A expressão ‘filho da perdição’ proferida por Jesus na oração sacerdotal, se referia a Judas exclusivamente? Está implícita alguma ideia de predestinação nessa passagem?
Na oração sacerdotal, proferida pelo Senhor Jesus no capítulo 17 do Evangelho de João, encontramos a expressão “filho da perdição” (verso 12). Trata-se de um hebraísmo, um modo de expressão da língua hebraica, encontrado especialmente na Bíblia.
No hebraico, era comum designar os moradores de um local ou de um país como filhos. Exemplos: “filhos de Sião” (Lamentações 4.2) e “filhos de Belém” (Esdras 2.21). O termo era usado também como forma de referir-se aos membros de uma classe de profissionais. Exemplos: “filho de um perfumista” (Neemias 3.8) e “filho dos cantores e dos que adoram o mesmo Deus” (Números 21.29). Também é uma maneira de expor qualidades morais, como nas expressões “filho de Belial” (1Samuel 25.17), “filho da Paz” (Lucas 10.6) e “filho da perdição” (João 17.12), que se enquadra perfeitamente na forma hebraica de falar.
“filho da perdição” não diz respeito à eleição de uma pessoa à perda da Salvação, pois se Judas Iscariotes o quisesse, poderia ter escolhido outro caminho. Ele “deu lugar ao Diabo”, como lemos em João 13.21-30. O versículo 27, especialmente, diz que, depois de ter recebido o pedaço de pão umedecido no vinagre “entrou nele Satanás”.
Judas Iscariotes teve chance de escolher e escolheu errado. Ele se perdeu. Não foi preferido para ser o traidor. Se ele tivesse resistido ao Diabo, este teria fugido dele (Tiago 4.7). Isso funciona para todos.
A Salvação é anunciada para todo mundo e é para todos (João 3.16).
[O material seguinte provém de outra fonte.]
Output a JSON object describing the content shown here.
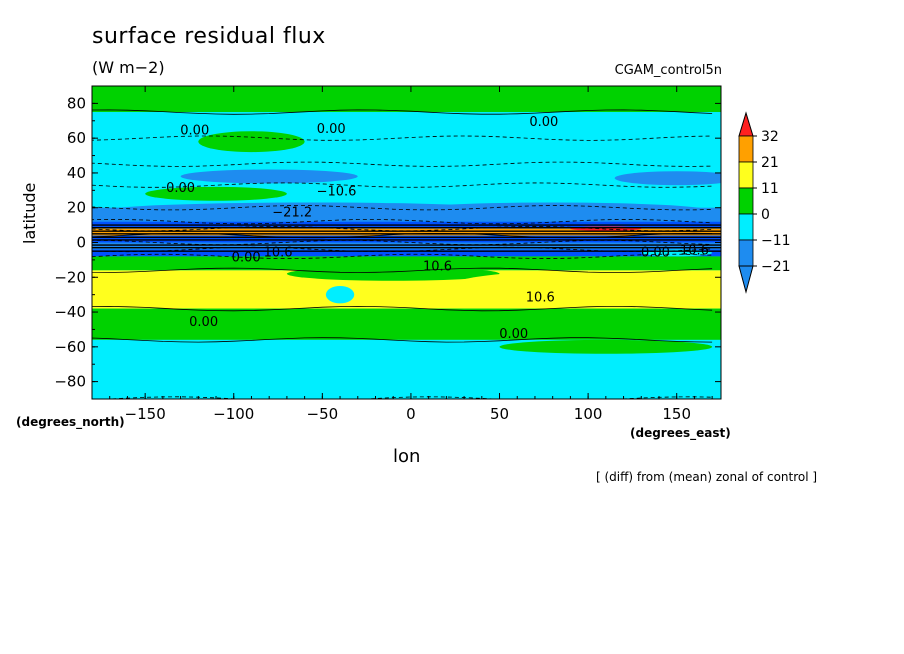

O problema é que um número considerável de pessoas rejeita a Salvação, tornando-se, por escolha própria, “filho da perdição”.
Em 2Tessalonicenses, encontramos o apóstolo Paulo novamente usando a expressão “filho da perdição” (2Tessalonicenses 2.3). Este filho perdido tem um sentido escatológico, referindo-se a um homem que será cheio do poder do Diabo (2Tessalonicenses 2.9). Em Apocalipse 13.4, lemos que “o dragão deu à besta o seu poder”. Em Apocalipse 12.9, vemos o dragão identificado como sendo a “antiga serpente”, o “Diabo” e “Satanás”, que engana todo o mundo.
Ninguém se perde por um engano de Deus. Deus nunca salva nenhuma pessoa por engano. Todos têm a mesma chance. Deus deseja que todos os homens sejam salvos e cheguem ao conhecimento da verdade (lTm 2.4), porque a sua graça salvadora se manifestou a todos os homens (Tt 2.11). Mas a este desejo de Deus exi-ge-se uma resposta positiva dos homens. O Iscariotes respondeu negativamente, tornando-se um “filho da perdição”.
Jesus não estava dizendo que essa perda não era uma descaracterização do seu poder de guardar, na qualidade de pastor do rebanho. Antes, o que realmente ocorreu é que Judas nunca lhe pertencera realmente. O pensamento de perdição é o contrário do de preservação, e o termo “perdição” é da mesma raiz do termo “perdido”. Judas não fora preservado porque nunca o quisera. Por isso ele era o “filho da perdição”.